Le temps, voilà bien ce que je ressens comme le plus marquant des changements depuis un mois. Il n’est plus le même. J’ai l’impression paradoxale de mieux le maîtriser et à la fois de moins en dépendre. Je l’utilise à mon gré : les contraintes, avec lesquelles je cohabitais, sont désormais elles que je me choisis. 
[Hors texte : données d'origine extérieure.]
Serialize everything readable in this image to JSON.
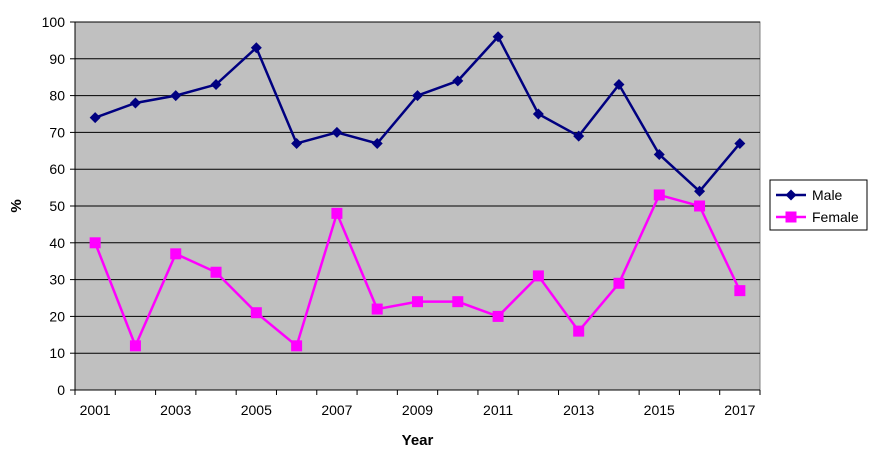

A dire vrai, j’avais un peu peur du vide. Une telle densité de vie(s) pendant si longtemps ne pouvait laisser place qu’au vide. Erreur d’analyse. Cette vie faite de rencontres, de réunions, d’événements, de gestion de projets, de résolution de problèmes, d’imprévus, de tensions, de satisfactions, de fiertés, cette vie que j’ai tellement aimée, cette vie-là use, lentement et sûrement. Et le soir même du scrutin, me posant enfin très tardivement, j’éprouvai un sentiment triple : d’abord la déception, bien sûr, de ne pas avoir l’opportunité d’exercer un nouveau mandat municipal assorti des nouvelles responsabilités passionnantes qui m’étaient proposées ; la reconnaissance, ensuite, d’avoir eu la chance de vivre ces douze années si fortes ; l’apaisement, enfin, que je n’attendais pas, dont je ne ressentais d’ailleurs pas le besoin.
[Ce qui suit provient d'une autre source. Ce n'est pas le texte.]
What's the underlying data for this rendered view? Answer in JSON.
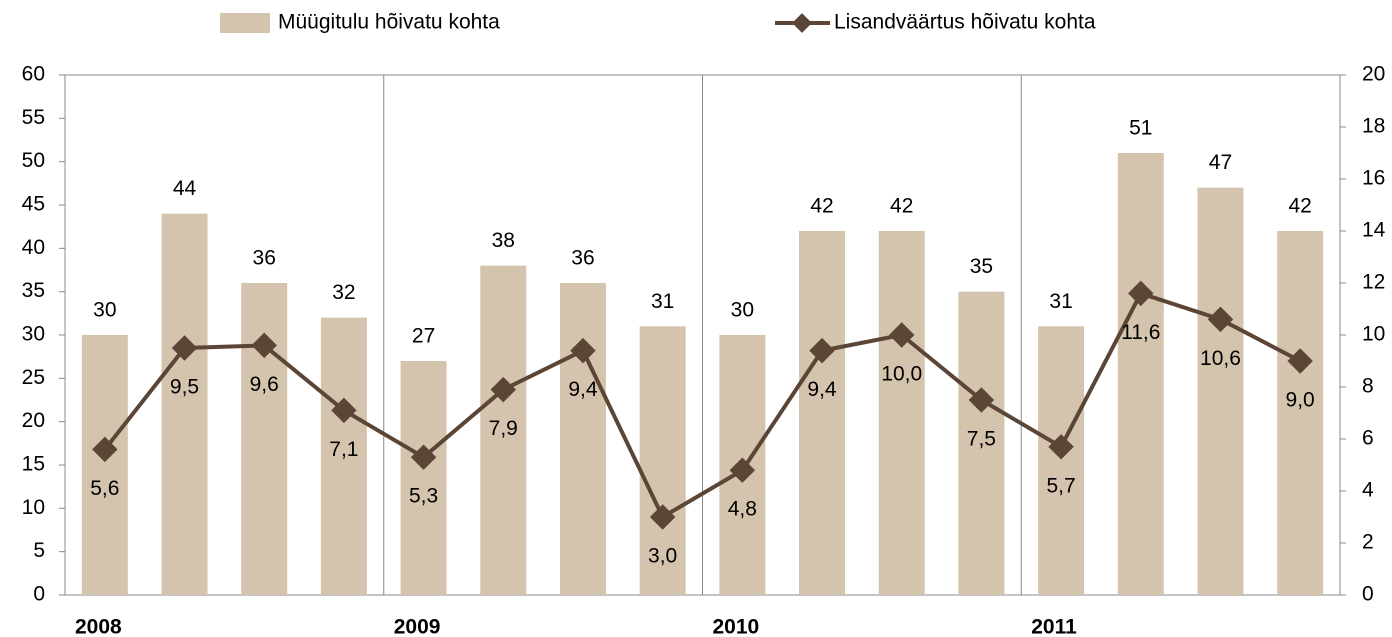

Assis face à ma femme, je verbalisai cette sorte d’allègement soudain. Pas un soulagement, non. Plutôt la conviction qu’une nouvelle vie commençait et que les charges changeaient désormais d’épaules. Je n’éprouvai ni regret, ni rancœur, ni remords. Fier de ce que j’ai pu accomplir, sans trahison et avec dignité, je mesurai à cet instant ma sérénité : je pourrais marcher dans Nice tranquillement, je pourrais, devant mon café, lire Nice-Matin sans appréhension puis ouvrir ma messagerie sans inquiétude.

Les jours qui suivirent me permirent de dire mon estime et ma gratitude à ceux avec qui – et grâce à qui - j’avais œuvré pour le bien public. Je garderai de cette période l’émotion des regards, des mots, des embrassades, des messages reçus.

Ma nouvelle vie, donc, sera, là encore, multiple : théâtre (en commençant par Campanerìa en mai), lecture, écriture (des projets en tête ou entamés de longue date), marches à Beuil bien accompagné, découverte de nouveaux vins, entretien du potager administré par Claire, apprentissage de la clarinette démarré pendant le tourbillon de ces derniers mois, week-ends en Italie (surtout), vie en famille, repas et rencontres amicales, plongées dans les archives (fournies) de mon grand-père… Et puis, peut-être, dans une forme encore à définir, un partage de mes expériences nouvelles avec qui voudra bien entendre parler, de lecture(s), de vin, de musique, de bon repas, de films, de paysages, de culture niçoise et de tout ce qui me passera par la tête.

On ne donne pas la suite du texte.